Театральность какая-то, право, бутафория, с бархатным занавесом, с устаревшими вдруг афишами, с извещением о закрытии гастролей или сезона, с отзвучавшими и забытыми до поры до времени драмами и трагедиями, оставшимися разве только в памяти зрительской да в актерском репертуаре, в бестолковом предположении этом, тут же заглохшем, есть.
Исчезновение – мнимость. Условность. Прочерк рассеянный, сделанный кем-то чужим, посторонним, растяпой, ленивцем, давно и привычно скучающим на службе, в тексте, которому жить да жить еще, без таких вот, ни к селу ни к городу, прочерков, жить да жить, пережить поколения, позабыться, на время, чтобы, разом вспомнившись, оживая, возвратиться, уже навсегда.
Зачем ему пропадать? В каких, скажите на милость, неизвестных, дальних краях? За горизонтом, что ли?
Пропажа – словно продажа. В рабство, может быть? На галеры? Куда еще? Пропадать – так с музыкой? Тоже бред.
Пропажа – словно поклажа. Тяжелая. Тяжелее тоски, например, матерой. И то ведь: была – и нет.

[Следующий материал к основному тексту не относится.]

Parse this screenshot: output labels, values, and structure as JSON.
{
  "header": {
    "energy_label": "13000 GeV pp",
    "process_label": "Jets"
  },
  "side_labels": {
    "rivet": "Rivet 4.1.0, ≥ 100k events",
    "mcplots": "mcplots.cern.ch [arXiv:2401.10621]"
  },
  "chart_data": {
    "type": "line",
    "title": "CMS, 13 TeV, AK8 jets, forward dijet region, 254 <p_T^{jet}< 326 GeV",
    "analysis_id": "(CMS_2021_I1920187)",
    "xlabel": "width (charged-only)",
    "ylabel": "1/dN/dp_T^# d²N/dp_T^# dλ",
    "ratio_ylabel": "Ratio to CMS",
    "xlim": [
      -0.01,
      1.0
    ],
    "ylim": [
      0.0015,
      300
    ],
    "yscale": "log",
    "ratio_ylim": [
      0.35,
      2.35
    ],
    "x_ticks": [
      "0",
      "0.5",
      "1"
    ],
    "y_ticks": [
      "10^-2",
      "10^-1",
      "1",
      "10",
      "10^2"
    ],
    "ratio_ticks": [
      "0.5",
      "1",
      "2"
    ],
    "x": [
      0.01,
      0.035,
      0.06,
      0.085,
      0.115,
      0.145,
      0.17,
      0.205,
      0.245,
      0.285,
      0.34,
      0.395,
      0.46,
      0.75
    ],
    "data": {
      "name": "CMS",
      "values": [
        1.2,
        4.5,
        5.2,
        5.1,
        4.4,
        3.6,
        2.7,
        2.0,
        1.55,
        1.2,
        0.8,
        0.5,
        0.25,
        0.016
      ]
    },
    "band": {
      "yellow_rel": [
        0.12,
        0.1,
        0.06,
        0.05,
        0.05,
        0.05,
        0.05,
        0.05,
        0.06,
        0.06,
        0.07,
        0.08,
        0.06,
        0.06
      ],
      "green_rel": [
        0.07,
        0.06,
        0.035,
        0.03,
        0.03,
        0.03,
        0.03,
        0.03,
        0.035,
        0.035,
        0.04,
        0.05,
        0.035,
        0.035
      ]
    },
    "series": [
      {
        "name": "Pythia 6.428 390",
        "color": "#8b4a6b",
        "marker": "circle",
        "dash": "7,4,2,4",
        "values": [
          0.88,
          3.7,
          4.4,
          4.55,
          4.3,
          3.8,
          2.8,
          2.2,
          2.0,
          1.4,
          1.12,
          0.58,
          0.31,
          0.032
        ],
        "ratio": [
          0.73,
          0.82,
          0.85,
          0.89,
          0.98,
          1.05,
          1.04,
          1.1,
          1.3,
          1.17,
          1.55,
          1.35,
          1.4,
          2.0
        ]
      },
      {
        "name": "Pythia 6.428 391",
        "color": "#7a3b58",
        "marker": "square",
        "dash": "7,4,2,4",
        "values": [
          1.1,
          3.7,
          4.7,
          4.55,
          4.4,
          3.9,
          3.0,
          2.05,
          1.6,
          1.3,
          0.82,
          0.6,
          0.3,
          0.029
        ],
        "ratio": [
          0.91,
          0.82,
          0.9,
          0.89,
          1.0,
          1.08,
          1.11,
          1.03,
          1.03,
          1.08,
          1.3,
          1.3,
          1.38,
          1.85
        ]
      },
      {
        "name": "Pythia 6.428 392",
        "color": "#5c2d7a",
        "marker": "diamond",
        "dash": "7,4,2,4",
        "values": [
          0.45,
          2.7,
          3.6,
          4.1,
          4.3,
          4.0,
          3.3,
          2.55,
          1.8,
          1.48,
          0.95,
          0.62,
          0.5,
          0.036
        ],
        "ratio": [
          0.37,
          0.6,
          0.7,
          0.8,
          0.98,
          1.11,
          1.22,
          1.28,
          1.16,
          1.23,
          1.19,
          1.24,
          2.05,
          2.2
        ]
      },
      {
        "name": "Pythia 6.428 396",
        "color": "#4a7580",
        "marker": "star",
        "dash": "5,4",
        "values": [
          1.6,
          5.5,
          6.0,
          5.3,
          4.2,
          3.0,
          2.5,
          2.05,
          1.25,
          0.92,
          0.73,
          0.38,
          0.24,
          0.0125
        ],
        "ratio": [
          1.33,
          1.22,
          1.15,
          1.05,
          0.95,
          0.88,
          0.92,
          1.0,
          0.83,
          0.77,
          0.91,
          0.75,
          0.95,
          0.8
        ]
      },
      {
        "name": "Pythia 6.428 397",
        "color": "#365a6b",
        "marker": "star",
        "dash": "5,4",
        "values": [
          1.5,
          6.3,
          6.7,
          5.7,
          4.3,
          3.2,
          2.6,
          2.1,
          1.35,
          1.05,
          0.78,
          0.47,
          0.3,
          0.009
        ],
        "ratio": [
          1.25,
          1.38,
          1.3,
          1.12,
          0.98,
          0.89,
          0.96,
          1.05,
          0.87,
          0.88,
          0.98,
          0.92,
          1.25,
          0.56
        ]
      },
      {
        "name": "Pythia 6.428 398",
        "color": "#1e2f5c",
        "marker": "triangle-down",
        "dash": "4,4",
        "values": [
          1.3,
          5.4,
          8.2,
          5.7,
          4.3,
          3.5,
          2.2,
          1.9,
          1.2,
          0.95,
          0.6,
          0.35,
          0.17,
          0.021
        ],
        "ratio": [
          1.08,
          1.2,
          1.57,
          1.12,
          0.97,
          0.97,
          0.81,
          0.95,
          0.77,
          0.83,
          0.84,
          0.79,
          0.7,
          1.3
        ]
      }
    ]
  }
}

Андеграунд же, пусть не по-русски называется он, пока что, ничего, потерпим, когда-нибудь имя русское он обретет, – присмотритесь – здесь и повсюду, жив-здоров, да и вам того же пожелать в любую минуту, дружелюбно вполне, готов. Как в минувшем существовал, так и ныне он существует.
Разумеется, безусловно, я не спорю, само собой, как и все абсолютно в мире, андеграунд, конечно, меняется.
Новое поколение – понимает его по-своему.
Ну а мы-то, старая гвардия, – понимаем его по-своему.
Каждый так его понимает, как умеет. И каждый – прав.И любому он, при желании, свой характер покажет и нрав.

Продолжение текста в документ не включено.